Lisa Cremaschi Padri Chiesa: Agostino di Ippona


“Rimase la misera con la misericordia”

Agostino di Ippona

“Tardi ti ho amato, Bellezza sempre antica e sempre nuova, tardi ti ho amato! Tu eri dentro di me e io ero fuori. Lì ti cercavo. Deforme, mi gettavo sulle belle forme delle tue creature. Eri con me e io non ero con te.
Mi tenevano lontano da te da te le tue creature, inesistenti se non esistessero in te. Mi hai chiamato e il tuo grido ha sfondato la mia sordità; sei rifulso, e il tuo splendore ha dissipato la mia cecità; hai diffuso la tua fragranza, ho respirato e anelo a te, ho gustato e ho fame e sete; mi hai toccato e sono riarso del desiderio della tua pace” (Confessioni X,27,38). Con queste parole, in un celebre passo delle sue Confessioni, Agostino sintetizza il suo lungo e tormentato cammino fino all’incontro con “la Bellezza sempre antica e sempre nuova”. Agostino (nato a Tagaste, Numidia nel 354 e morto a Ippona, attuale Algeria nel 430) si accostò al cristianesimo a Milano, dove era giunto trentenne per insegnare retorica; nei sei mesi trascorsi a Cassiciaco, l’attuale Cassago in Brianza, decise di abbracciare la fede cristiana e fu battezzato da Ambrogio nella veglia di Pasqua del 387. Dopo un breve soggiorno a Roma, fece ritorno in Africa e si stabilì a Tagaste; radunò attorno a sé alcuni suoi amici e il figlio Adeodato e con essi condusse vita monastica; ordinato presbitero nel 391, fondò un monastero in cui alla vita di preghiera e di studio si univa il ministero della predicazione. Consacrato vescovo di Ippona nel 396, trasformò in monastero la casa episcopale; si dedicò a un’intensissima attività pastorale a servizio sia della propria diocesi sia dell’intera chiesa africana.

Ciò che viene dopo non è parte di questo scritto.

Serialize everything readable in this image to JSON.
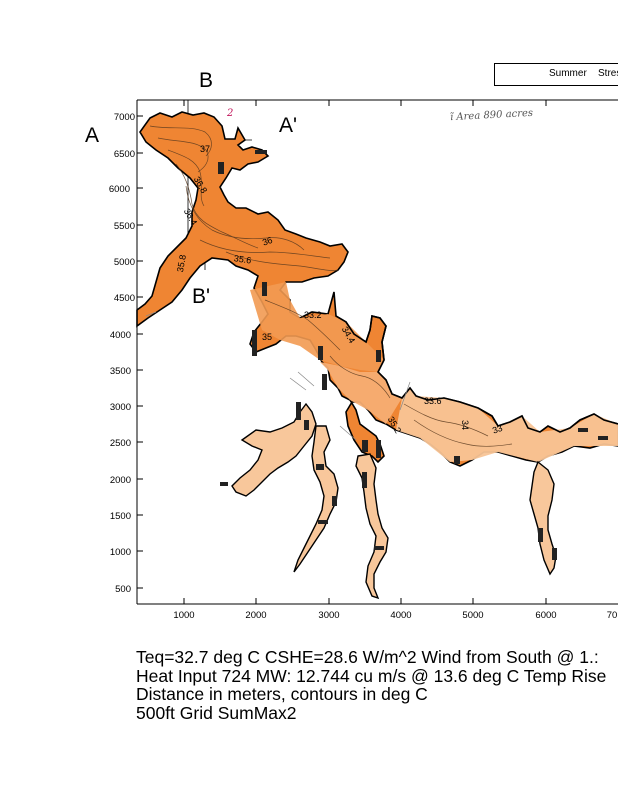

Predicò almeno due volte alla settimana, spesso con maggior frequenza; si dedicò alla formazione del clero esigendo che i suoi preti vissero in comunità, organizzò monasteri femminili e maschili; intervenne contro i manichei, i donatisti, i pelagiani, gli ariani, i pagani. Scrittore fecondissimo, redasse, secondo il suo biografo Possidio, più di un migliaio di scritti di vario genere: opere autobiografiche, filosofiche, apologetiche, dogmatiche, pastorali, monastiche, esegetiche e polemiche. testimonianza preziosa della sua ininterrotta predicazione. Nel 426 intraprese la revisione dei suoi scritti. Morì il 28 agosto del 430.
Il fatto che Agostino muoia mentre i barbari stanno assediando la città di Ippona acquista un significato simbolico: è l’intera civiltà antica ad essere assediata e a morire. Agostino è l’iniziatore della cultura occidentale del Medio Evo. Agostino è filosofo, teologo, mistico, oratore, scrittore, pastore. Non è possibile dare una sintesi in poche righe del suo pensiero e della sua influenza sulla tradizione occidentale; preferiamo limitarci a riportare alcuni suoi brevi testi che riflettono la sua visione della vita spirituale. Il primo è un commento all’episodio della donna adultera di Gv 8,1-11.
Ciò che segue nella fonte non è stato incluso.